Air Force operations at Marshall ended in late 1953, and on 19 November 1953, the first three Sikorsky H-19D helicopters purchased by the Army arrived fresh from the factory to be used in training at Marshall AAF. The 98th Transportation Army Aircraft Repair Detachment at Fort Riley was the only unit of its type in the Fifth Army area in 1954, and serviced all of the planes for the region. Working largely in the hangars at Marshall Field, the unit worked primarily on engines, instruments, and rigging.

Around the same time, the 328th Helicopter Transportation Company transferred overseas, and the 21st Transportation Helicopter Battalion was activated at Marshall Field. The first unit of its kind in the Army, the battalion's mission was to "activate, supply, and supervise training of helicopter companies to prepare them as combat ready units for assignment overseas or with units in the United States." Advancements in military aircraft and airborne combat tactics kept the units at Marshall Field supplied with new machines, new units, and new training courses.

By March 1955, the 71st Helicopter Transportation Battalion was training pilots in the operation of twin rotor helicopters, first the Piasecki H-25A, then the larger Piasecki H-21C. The emphasis on helicopters did not result in neglect for fixed-wing aircraft at Fort Riley. The post was selected as the home of the 14th Army Aviation Company in June 1955. Activated as a Fixed-Wing Tactical Transport unit, it was the first of its type and flew the 14-seat de Havilland U-1 Otter.

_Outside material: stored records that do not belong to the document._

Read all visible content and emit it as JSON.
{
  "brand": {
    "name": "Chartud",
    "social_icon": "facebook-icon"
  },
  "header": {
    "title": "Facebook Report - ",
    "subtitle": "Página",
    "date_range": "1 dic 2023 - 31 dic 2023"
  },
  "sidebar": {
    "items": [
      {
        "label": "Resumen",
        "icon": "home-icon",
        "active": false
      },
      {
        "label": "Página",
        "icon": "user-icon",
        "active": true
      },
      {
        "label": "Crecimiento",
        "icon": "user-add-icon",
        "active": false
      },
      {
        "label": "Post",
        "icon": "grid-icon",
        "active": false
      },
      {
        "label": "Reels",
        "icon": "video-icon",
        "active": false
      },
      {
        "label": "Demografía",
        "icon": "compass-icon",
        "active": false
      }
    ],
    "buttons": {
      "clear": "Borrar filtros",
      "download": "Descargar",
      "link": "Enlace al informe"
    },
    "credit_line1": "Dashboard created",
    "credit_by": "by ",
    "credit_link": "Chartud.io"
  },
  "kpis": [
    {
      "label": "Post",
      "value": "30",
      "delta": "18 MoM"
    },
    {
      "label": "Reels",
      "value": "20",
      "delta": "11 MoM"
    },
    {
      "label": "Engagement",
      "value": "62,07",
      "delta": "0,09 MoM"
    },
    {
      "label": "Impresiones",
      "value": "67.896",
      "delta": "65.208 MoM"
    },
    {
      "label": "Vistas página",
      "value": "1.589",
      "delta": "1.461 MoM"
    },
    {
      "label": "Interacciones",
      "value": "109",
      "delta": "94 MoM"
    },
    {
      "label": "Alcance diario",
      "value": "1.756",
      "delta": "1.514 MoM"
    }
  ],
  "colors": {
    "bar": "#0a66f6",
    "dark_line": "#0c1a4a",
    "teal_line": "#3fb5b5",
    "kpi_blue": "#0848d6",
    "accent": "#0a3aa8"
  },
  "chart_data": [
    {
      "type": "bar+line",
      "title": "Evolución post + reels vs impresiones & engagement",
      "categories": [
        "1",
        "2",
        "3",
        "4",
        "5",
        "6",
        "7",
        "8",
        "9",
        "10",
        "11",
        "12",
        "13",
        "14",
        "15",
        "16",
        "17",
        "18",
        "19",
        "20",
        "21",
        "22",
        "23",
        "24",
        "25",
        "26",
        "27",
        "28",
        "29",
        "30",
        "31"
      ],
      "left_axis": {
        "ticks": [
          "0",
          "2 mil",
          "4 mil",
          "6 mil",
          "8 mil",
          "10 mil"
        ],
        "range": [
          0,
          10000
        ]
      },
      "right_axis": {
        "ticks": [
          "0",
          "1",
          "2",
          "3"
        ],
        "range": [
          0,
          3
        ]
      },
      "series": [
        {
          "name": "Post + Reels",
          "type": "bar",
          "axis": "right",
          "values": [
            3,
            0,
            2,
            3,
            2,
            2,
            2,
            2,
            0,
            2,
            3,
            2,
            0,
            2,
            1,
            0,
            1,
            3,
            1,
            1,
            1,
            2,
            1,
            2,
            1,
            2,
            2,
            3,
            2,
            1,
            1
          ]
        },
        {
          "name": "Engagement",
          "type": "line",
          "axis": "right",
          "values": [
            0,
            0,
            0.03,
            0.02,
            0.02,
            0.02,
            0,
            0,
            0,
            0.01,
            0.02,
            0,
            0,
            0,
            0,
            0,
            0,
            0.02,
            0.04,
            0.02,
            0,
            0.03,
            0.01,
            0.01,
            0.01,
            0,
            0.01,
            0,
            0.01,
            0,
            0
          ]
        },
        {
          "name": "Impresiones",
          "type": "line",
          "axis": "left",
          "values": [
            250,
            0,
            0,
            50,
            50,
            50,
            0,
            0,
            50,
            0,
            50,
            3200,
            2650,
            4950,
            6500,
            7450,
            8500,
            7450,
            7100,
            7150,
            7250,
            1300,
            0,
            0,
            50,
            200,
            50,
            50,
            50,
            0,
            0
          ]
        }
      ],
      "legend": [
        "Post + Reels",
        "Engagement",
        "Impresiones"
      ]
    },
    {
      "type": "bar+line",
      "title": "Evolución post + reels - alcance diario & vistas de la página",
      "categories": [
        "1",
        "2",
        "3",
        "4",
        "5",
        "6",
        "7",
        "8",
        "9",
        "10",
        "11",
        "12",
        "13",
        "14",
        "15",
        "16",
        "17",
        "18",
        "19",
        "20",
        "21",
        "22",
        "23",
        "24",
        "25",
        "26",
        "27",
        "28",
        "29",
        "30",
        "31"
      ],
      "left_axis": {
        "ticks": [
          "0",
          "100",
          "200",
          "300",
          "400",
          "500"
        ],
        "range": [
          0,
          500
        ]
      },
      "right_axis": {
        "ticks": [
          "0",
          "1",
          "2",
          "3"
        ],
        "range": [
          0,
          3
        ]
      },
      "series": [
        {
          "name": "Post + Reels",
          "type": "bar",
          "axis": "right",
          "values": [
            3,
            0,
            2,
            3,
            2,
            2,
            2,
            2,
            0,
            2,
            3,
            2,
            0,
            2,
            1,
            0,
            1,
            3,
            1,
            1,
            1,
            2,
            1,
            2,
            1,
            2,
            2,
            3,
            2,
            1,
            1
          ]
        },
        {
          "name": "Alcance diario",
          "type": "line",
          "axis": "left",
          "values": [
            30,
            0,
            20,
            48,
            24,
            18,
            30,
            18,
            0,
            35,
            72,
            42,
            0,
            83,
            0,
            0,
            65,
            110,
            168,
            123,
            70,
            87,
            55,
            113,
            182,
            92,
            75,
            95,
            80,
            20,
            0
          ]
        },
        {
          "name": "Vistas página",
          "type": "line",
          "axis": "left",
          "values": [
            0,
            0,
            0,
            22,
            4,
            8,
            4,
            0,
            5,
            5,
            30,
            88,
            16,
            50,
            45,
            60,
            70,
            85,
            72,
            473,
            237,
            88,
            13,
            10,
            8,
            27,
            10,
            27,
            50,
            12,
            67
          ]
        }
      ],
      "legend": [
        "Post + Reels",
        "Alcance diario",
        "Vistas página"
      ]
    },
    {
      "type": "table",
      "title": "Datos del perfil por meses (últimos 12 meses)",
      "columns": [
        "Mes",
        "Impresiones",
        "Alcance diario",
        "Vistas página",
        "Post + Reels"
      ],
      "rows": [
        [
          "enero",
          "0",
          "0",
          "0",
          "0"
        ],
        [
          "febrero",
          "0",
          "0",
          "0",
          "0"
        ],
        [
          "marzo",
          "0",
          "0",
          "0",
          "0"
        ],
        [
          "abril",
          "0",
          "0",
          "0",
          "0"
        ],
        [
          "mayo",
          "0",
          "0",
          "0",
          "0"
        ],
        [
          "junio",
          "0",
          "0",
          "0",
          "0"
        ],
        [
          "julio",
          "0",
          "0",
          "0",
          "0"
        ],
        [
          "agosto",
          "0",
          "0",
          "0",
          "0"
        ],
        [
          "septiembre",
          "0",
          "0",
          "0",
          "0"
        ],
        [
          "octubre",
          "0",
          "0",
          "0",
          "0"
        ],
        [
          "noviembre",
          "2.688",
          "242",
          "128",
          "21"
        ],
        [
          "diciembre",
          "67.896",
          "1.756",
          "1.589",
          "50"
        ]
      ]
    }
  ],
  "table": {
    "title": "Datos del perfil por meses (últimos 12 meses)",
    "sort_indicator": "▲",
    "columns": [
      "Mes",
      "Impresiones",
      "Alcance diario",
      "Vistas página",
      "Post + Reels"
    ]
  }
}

Big news arrived on 21 July 1955, with receipt of a directive to activate the first Army Aviation Unit Training Command (AAUTC) at Fort Riley. The creation of the AAUTC was the result of the rapid expansion in Army aviation units in the mid-1950s. Seeking to utilize existing resources, the Department of the Army established two AAUTCs in 1955: one at Fort Riley and one at Fort Sill. The 71st Transportation Battalion was assigned the training mission on 24 January, and the AAUTC became operational on 18 February, making it the first of its kind in the Army.